Wednesday, July 27

CSA Summer Harvest Week Eight

We were thankful for the unexpected rain Tuesday night. Our best efforts at irrigation fall short of a good rainstorm. And these slightly cooler days are so welcome, too.

Come the first of August, all our thinking shifts to the diminishing daylight hours. We must plan for picking through November or later (we hope). While the garlic harvest cures, we will pull shallots, onions and potatoes from the field and make the last sowings of beans and carrots. We will plant collards, kale, broccoli rabe, radicchio. The eggplants, peppers, tomatoes and beans are just beginning to fruit. Yes to August!

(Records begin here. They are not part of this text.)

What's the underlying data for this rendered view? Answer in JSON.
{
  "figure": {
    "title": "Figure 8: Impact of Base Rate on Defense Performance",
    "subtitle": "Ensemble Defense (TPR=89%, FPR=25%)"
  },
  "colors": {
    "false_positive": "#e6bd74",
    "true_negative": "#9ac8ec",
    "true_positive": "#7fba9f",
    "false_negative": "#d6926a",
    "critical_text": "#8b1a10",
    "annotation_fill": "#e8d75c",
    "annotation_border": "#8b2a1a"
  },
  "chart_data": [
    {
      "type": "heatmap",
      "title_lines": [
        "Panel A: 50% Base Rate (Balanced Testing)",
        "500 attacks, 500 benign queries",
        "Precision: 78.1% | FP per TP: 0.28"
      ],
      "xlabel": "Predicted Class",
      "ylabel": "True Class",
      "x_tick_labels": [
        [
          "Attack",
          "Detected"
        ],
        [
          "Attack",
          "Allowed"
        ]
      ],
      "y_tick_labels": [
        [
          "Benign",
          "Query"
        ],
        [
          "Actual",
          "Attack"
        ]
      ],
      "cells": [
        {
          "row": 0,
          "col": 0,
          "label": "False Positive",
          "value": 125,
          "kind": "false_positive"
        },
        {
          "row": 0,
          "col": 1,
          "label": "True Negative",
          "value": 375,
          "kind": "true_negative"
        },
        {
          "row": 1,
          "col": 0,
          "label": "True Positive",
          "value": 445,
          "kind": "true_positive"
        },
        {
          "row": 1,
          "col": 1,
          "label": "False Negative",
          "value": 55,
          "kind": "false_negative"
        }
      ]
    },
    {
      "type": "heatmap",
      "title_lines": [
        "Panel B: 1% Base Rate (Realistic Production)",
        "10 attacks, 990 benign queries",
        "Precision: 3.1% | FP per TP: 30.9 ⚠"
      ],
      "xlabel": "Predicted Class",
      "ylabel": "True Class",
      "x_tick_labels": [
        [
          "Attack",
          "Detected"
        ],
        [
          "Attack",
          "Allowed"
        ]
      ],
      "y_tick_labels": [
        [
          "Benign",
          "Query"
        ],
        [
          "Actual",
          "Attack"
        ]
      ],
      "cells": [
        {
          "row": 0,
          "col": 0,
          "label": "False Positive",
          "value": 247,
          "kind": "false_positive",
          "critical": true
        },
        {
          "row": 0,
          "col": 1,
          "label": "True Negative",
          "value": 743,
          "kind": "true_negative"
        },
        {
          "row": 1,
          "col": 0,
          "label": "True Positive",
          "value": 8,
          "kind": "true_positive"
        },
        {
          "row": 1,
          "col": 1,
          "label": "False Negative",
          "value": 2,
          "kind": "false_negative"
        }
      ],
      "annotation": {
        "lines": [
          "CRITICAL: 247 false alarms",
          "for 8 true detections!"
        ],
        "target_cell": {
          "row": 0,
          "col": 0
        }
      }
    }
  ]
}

Hope you're enjoying the bounty!

In this week's share:

1) one bag simple simple salad mix: mixed baby lettuce leaves
2) six ears sweet bicolor corn: grown by JD Farms in Danbury, CT. This corn is grown using low-spray integrated pest management methods, but it is NOT certified organic. Swap out for another item if this poses a problem for your family.
3) one bunch baby carrots: option orange or purple haze (maroon)
4) one bag purslane: these wild greens are delicious and nutritious. Think of it as a weed, and you'll be missing out on one of the most nutritious greens on the planet. Purslane has more beta-carotene than spinach, as well as high levels of magnesium and potassium. Historically it has been used as a remedy for arthritis and inflammation by European cultures. Chinese herbalists found similar benefits, using it in respiratory and circulatory function. Recently, it's been found that purslane has alpha linolenic acid, a type of omega-3 fatty acid. Researchers see evidence that these substances lower blood pressure and cholesterol levels as well as make the blood less likely to form clots. Purslane leaves and stems are great raw in salads. You can steam them or add them to soups, stews, and other vegetable dishes. Here are a few recipes from Wildman Steve Brill.

PERFECT PURSLANE SALAD
2 cups purslane leaves and stems, chopped
2 cooked potatoes, chopped
4 cups mesclun salad greens
1 bunch scallions, chopped
1 medium carrot, grated
1 red bell pepper, chopped

PURSLANE POTATO SALAD
Purslane makes this familiar dish seem ambrosial.
6 medium potatoes, sliced and cooked
2 cups purslane, chopped
4 scallions, sliced
1 celery stalk, sliced
1 cup mayonnaise
Mix together all ingredients. Serve chilled.

5) one bunch chives
6) one pound plums: grown sustainably by Woodland Farm in South Glastonbury, CT. Variety is Medley, a bite-sized red-fleshed variety.
7) CHOICE: the item of your choice at the stand (approximately $5): for example, tricolor beans, cucumbers, blue potatoes, cabbage, juice, celery root, goat cheese, eggs, milk,etc. Delivery customers will receive some lovely item. :)

Finally, if you have time, look for the beautiful green heron when you pick up. He often sits by the marsh bridge near the culvert.